Je ne suis pas de ceux qui croient que tout fout le camp, que les valeurs s’effritent et que le monde va sens dessus dessous. Bien sûr, plusieurs choix de société sont discutables, certains semblent perdre leurs repères, des guerres sévissent encore et plein de méfaits émaillent le téléjournal. Mais, à mon avis, ne porter attention qu’à ces réalités manifeste un regard biaisé. Les mauvaises nouvelles font toujours plus jaser. Non?
Même chose pour la religion. La pratique diminue, les gens n’ont plus la foi… Peut-être! Mais n’est-ce pas plutôt une façon de pratiquer et de voir la foi qui change? Pour ma part, je crois que, dans notre société pluraliste, la quête de sens n’a jamais été aussi forte. Les réponses pleuvent, mais surtout les questions! En posant un regard juste sur notre société, on peut voir qu’elle est en recherche, que les réponses n’apparaissent plus aussi sûres. Elle se met en mouvement, et refuse la stagnation. L’eau croupit quand elle ne circule pas…
J’ai eu l’occasion de voir L’Heureux naufrage du jeune réalisateur Guillaume Tremblay, excellent documentaire qui met en relief cette quête de sens des Québécois, malgré leur éloignement d’une certaine pratique religieuse. Comme le mentionne l’auteur Frédéric Lenoir, interviewé, «la religion dogmatique et dominante, on n’en veut plus!» Les gens font face à un certain vide qu’ils cherchent à combler, mais les réponses toutes faites ne les satisfont plus. Cela dit, la question de Dieu est plus que jamais d’actualité : existe-t-il? À cette question, l’auteur Eric-Emmanuel Schmitt affirme qu’il n’y a aujourd’hui que deux réponses possibles : «Je ne sais pas, mais je crois que oui» ou «Je ne sais pas, mais je crois que non». Plus que ça, on déguerpit: les vérités clamées font peur! On veut rester libres.

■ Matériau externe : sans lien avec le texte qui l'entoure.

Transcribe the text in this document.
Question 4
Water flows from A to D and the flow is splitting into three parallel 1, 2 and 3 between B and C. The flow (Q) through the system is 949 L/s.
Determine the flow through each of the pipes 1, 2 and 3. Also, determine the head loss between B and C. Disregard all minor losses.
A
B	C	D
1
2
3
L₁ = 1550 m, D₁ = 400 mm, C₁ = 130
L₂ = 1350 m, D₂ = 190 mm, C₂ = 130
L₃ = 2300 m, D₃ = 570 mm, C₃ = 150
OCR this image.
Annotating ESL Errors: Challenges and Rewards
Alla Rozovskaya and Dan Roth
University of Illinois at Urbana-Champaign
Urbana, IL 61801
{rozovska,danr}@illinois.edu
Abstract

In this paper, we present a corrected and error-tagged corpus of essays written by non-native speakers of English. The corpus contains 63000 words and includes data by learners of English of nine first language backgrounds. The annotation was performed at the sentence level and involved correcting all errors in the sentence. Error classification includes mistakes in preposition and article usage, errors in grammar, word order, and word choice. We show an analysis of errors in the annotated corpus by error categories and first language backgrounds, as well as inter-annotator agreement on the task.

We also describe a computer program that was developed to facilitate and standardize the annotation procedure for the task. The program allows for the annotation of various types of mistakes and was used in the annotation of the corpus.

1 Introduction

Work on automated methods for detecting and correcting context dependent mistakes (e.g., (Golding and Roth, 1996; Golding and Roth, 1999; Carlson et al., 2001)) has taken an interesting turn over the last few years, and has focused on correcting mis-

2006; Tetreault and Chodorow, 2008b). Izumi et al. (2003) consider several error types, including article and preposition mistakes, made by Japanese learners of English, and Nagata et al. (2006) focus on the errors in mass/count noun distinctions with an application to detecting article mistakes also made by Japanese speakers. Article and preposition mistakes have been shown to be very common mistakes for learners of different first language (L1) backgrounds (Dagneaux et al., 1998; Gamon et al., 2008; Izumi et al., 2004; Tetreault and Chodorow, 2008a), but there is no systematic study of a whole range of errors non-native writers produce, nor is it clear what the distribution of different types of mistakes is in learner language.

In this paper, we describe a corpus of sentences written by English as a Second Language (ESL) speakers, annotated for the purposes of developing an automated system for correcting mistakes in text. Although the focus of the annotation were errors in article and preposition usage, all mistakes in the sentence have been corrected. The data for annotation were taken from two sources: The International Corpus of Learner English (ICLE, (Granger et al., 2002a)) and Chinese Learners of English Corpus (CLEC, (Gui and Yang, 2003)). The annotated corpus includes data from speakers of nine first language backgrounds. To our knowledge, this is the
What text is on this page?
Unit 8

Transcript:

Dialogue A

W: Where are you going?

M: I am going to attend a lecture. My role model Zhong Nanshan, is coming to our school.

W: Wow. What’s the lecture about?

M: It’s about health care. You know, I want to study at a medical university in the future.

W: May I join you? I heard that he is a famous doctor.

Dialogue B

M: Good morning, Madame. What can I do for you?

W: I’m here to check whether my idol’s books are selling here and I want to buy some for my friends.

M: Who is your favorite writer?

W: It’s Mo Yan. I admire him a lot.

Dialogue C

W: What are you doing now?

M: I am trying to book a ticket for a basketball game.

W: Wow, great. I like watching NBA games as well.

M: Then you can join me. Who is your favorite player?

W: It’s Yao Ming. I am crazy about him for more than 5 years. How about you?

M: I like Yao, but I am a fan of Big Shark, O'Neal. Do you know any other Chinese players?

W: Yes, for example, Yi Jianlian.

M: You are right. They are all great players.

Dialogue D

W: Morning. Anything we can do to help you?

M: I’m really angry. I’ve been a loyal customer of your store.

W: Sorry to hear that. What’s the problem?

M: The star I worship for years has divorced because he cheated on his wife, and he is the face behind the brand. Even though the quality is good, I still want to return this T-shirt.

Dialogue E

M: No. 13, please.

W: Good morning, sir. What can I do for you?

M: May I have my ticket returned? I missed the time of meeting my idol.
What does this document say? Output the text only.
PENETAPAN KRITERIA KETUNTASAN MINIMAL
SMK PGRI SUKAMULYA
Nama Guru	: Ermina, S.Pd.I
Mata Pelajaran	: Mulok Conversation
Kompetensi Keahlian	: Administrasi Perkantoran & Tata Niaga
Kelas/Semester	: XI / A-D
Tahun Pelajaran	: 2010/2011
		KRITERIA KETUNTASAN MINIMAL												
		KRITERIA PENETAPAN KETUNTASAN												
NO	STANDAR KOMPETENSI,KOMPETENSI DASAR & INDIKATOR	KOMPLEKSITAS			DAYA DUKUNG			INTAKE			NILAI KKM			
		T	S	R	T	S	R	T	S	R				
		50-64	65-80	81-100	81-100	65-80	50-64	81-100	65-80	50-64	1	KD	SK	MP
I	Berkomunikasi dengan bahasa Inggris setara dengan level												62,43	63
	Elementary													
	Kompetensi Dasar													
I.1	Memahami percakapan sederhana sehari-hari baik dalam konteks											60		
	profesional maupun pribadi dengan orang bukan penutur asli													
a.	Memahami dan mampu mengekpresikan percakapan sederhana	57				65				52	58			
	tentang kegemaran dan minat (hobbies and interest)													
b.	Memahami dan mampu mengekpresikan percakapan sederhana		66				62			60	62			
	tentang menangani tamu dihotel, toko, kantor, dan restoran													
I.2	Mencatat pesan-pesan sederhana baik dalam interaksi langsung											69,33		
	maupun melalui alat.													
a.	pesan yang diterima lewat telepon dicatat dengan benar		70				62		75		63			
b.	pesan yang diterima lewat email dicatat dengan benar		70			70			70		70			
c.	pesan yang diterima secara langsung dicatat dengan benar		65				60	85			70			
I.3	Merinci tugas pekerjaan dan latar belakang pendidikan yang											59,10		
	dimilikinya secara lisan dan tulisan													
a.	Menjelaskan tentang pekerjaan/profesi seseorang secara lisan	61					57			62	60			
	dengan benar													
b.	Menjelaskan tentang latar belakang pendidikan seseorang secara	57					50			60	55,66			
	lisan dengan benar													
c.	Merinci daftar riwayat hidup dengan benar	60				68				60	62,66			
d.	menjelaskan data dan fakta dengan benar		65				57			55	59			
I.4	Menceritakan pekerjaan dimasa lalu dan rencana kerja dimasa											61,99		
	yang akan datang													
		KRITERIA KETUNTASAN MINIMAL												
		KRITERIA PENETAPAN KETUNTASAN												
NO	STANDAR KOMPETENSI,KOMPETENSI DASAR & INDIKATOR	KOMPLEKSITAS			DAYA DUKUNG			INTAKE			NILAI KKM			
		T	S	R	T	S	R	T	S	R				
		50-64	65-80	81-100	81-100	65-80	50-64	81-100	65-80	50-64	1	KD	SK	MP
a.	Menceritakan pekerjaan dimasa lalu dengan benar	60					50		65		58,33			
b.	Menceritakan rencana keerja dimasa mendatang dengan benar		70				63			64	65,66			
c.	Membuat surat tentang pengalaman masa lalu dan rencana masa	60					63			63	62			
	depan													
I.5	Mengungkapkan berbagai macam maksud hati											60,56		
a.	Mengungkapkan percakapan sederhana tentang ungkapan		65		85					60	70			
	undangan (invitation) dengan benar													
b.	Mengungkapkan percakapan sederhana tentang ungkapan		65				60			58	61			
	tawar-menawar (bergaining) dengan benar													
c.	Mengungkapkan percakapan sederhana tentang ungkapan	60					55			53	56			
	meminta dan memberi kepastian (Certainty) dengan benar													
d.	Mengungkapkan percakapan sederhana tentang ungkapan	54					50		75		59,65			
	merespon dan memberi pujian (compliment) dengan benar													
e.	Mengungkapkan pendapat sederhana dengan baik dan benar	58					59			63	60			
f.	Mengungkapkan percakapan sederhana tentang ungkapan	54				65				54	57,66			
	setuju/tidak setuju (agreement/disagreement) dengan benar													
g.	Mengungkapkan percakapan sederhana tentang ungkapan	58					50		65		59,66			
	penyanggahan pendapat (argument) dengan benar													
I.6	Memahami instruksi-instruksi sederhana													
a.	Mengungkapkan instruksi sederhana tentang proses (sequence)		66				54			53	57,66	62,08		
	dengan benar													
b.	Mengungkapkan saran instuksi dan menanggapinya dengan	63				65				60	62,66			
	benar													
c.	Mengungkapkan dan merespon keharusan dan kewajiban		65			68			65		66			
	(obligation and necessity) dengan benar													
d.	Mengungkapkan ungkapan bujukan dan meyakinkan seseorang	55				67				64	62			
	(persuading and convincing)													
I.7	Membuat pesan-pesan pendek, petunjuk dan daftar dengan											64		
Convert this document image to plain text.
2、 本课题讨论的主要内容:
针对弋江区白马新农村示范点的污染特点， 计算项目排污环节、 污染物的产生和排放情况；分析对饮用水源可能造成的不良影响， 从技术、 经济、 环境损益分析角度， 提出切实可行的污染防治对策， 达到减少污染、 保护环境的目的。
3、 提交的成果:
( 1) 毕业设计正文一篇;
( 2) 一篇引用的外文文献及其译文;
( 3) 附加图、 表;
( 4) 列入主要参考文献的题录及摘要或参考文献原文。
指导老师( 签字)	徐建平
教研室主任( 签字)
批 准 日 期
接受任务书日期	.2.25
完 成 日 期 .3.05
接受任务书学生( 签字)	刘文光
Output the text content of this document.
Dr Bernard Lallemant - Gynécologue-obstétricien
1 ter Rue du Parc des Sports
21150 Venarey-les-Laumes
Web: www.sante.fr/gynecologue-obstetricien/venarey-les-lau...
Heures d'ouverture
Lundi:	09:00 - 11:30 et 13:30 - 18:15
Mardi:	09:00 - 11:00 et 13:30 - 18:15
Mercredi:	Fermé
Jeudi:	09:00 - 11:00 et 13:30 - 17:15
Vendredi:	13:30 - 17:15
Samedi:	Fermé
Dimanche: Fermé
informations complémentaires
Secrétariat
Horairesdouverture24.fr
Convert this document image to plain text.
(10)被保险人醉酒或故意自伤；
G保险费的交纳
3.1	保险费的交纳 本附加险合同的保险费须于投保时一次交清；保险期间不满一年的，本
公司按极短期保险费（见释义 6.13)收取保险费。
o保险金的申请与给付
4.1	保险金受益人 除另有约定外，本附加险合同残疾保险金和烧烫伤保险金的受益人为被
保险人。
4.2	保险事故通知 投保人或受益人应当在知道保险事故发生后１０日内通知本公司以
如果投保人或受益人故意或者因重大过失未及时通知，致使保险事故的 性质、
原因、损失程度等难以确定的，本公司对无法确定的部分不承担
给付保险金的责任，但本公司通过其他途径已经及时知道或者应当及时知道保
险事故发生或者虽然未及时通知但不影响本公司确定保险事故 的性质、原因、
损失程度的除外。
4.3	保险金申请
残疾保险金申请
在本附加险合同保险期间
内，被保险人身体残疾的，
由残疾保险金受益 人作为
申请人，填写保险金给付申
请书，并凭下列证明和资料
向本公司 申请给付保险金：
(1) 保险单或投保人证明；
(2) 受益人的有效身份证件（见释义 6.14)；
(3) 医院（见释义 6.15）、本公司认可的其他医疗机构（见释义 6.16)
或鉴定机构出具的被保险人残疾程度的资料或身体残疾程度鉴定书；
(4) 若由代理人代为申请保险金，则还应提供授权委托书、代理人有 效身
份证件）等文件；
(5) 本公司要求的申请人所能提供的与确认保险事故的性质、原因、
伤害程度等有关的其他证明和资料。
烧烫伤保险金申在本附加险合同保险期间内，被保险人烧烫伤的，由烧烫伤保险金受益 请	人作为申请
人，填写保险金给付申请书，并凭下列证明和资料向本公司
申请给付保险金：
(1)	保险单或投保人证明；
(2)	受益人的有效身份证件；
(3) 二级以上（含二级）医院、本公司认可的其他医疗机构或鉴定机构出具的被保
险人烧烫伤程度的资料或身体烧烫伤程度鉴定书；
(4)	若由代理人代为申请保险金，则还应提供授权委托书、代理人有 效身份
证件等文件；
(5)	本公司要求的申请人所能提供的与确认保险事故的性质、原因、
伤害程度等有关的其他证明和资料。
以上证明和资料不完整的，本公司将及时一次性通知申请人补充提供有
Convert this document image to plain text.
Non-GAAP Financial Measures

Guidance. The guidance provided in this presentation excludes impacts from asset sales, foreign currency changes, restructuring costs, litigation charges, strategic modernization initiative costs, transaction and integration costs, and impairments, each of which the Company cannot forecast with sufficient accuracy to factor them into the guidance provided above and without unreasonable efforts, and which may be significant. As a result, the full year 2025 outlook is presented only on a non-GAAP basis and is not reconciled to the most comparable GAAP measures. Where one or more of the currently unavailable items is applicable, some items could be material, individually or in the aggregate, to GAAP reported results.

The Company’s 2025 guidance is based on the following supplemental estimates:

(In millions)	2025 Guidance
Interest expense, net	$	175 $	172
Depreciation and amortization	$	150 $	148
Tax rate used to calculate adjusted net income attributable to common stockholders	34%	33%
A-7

Chose certaine, des valeurs dites chrétiennes ont toujours la cote; on cherche toujours à les transmettre à ses enfants. L’amour, le pardon, la solidarité, la justice, l’humilité restent des chemins d’humanité qui interpellent à «vivre davantage». Aussi, conscients de ce besoin de transcendance qui les tenaille, les gens le nomment de plus en plus clairement. Un peu partout. Comme dans cette chanson de Damien Robitaille, tirée de l’album Homme autonome (2009), qu’on reprend dans le documentaire :
Je suis au bout, je n’sais plus par où tourner.
Tellement coincé, tellement perdu.
Comme l’homme aveugle, j’ai besoin d’être guidé.
Tends-moi la main, tout seul je n’y arrive plus.
Y a-t-il quelqu’un qui pourrait m’aider à vivre?
Y a-t-il quelqu’un que je pourrais suivre?
Dans ce village, dans ce pays, sur cette terre?
Y a-t-il quelqu’un? Y a-t-il quelqu’un?
Comme l’oiseau aux ailes brisées, je désespère.
En manque de soins, en manque d’amour.
Sur mes genoux ce soir, je récite une prière.
En espérant voir un plus beau jour.
La réponse reste incertaine, mais la question interpelle. Comme une invitation à prendre son vide en main, à avancer, sans trop savoir, avec confiance vers l’avenir et à croire en quelque chose qui nous dépasse.